De acordo com Daugliesi Giacomasi Souza, um dos erros mais frequentes na decoração está relacionado ao desejo de preencher todos os espaços disponíveis. Muitas pessoas acreditam que um ambiente completo precisa conter diversos móveis e objetos decorativos. O resultado costuma ser exatamente o oposto do esperado: circulação prejudicada e sensação constante de aperto. Esse excesso geralmente compromete a harmonia visual e dificulta a leitura clara do espaço.
Quando a quantidade de elementos supera a capacidade do ambiente, o olhar encontra dificuldades para percorrer o espaço de forma natural. Isso cria uma percepção visual mais pesada e faz com que o cômodo pareça menor. Em áreas sociais, como salas de estar e jantar, esse efeito tende a ser ainda mais evidente. Além disso, a sobrecarga visual pode reduzir a sensação de conforto e limitar a funcionalidade do ambiente no dia a dia.
Daugliesi Giacomasi Souza destaca que a escolha criteriosa do mobiliário contribui para resolver esse problema. Priorizar peças proporcionais ao tamanho do ambiente permite criar equilíbrio visual sem comprometer a funcionalidade. Em vez de quantidade, o foco deve estar na qualidade das escolhas e na eficiência da composição. Esse cuidado resulta em espaços mais organizados, fluidos e agradáveis de ocupar.
Como as escolhas visuais influenciam a percepção dos ambientes?
As cores exercem papel fundamental na maneira como os espaços são percebidos. Tons muito escuros utilizados em excesso podem absorver luminosidade e criar uma sensação de fechamento visual. Isso não significa que essas cores devam ser evitadas, mas sim utilizadas de forma estratégica dentro do conjunto decorativo.

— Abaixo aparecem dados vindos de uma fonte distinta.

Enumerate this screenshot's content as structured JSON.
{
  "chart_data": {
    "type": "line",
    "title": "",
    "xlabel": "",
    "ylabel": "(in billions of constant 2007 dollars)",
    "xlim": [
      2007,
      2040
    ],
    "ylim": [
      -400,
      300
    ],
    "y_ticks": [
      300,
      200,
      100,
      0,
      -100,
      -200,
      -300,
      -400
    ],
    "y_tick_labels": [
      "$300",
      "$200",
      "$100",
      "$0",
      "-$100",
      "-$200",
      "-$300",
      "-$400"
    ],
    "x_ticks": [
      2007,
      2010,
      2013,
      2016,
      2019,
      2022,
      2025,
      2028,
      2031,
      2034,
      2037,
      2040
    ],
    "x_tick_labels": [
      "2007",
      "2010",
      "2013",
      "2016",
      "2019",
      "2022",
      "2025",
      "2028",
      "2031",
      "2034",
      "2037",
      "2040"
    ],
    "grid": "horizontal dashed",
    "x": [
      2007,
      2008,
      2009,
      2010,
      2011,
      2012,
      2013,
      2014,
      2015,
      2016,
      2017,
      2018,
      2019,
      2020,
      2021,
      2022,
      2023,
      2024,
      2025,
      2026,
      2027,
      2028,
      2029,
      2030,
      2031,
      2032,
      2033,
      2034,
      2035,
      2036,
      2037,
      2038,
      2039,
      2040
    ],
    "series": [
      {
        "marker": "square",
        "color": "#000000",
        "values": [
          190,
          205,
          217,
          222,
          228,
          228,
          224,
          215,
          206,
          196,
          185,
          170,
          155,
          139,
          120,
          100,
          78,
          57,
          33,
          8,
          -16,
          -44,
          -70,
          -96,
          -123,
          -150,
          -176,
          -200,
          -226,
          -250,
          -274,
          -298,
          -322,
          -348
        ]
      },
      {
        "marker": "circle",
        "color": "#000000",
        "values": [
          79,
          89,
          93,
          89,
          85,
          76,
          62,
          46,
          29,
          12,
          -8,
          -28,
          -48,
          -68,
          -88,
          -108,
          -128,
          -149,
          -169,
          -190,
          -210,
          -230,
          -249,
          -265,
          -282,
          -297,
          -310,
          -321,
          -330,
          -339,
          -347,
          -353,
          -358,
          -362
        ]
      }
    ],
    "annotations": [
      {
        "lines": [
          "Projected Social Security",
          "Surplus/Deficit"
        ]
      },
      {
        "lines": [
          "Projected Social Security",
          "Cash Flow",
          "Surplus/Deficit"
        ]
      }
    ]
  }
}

Outro aspecto importante, segundo Daugliesi Giacomasi Souza, envolve a combinação de estampas, texturas e elementos gráficos. Quando muitos padrões disputam atenção ao mesmo tempo, o ambiente tende a parecer mais carregado visualmente. O excesso de informação dificulta a leitura do espaço e reduz a sensação de amplitude.
O que a iluminação revela sobre o tamanho de um ambiente?
A iluminação está entre os recursos mais eficientes para alterar a percepção espacial sem a necessidade de grandes investimentos. Ambientes mal iluminados tendem a parecer menores porque sombras excessivas reduzem a profundidade visual e dificultam a valorização dos elementos arquitetônicos. Além disso, a distribuição inadequada da luz pode comprometer a leitura funcional dos espaços, tornando o uso cotidiano menos confortável.
Muitas residências ainda dependem de um único ponto central de luz para iluminar todo o cômodo. Embora essa solução seja funcional, ela raramente proporciona conforto visual adequado. A combinação entre iluminação geral, decorativa e funcional cria diferentes camadas de luz que ampliam a percepção de profundidade. Esse equilíbrio permite destacar áreas específicas e melhorar a atmosfera do ambiente de forma mais sofisticada.
Por fim, Daugliesi Giacomasi Souza conclui que a entrada de luz natural também merece atenção especial. Cortinas excessivamente pesadas, móveis posicionados diante das janelas e barreiras visuais podem limitar o aproveitamento da iluminação externa. Quanto maior a integração entre luz natural e artificial, mais agradável tende a ser a experiência dentro do ambiente. Esse aproveitamento contribui não apenas para o conforto visual, mas também para uma sensação geral de bem-estar e amplitude.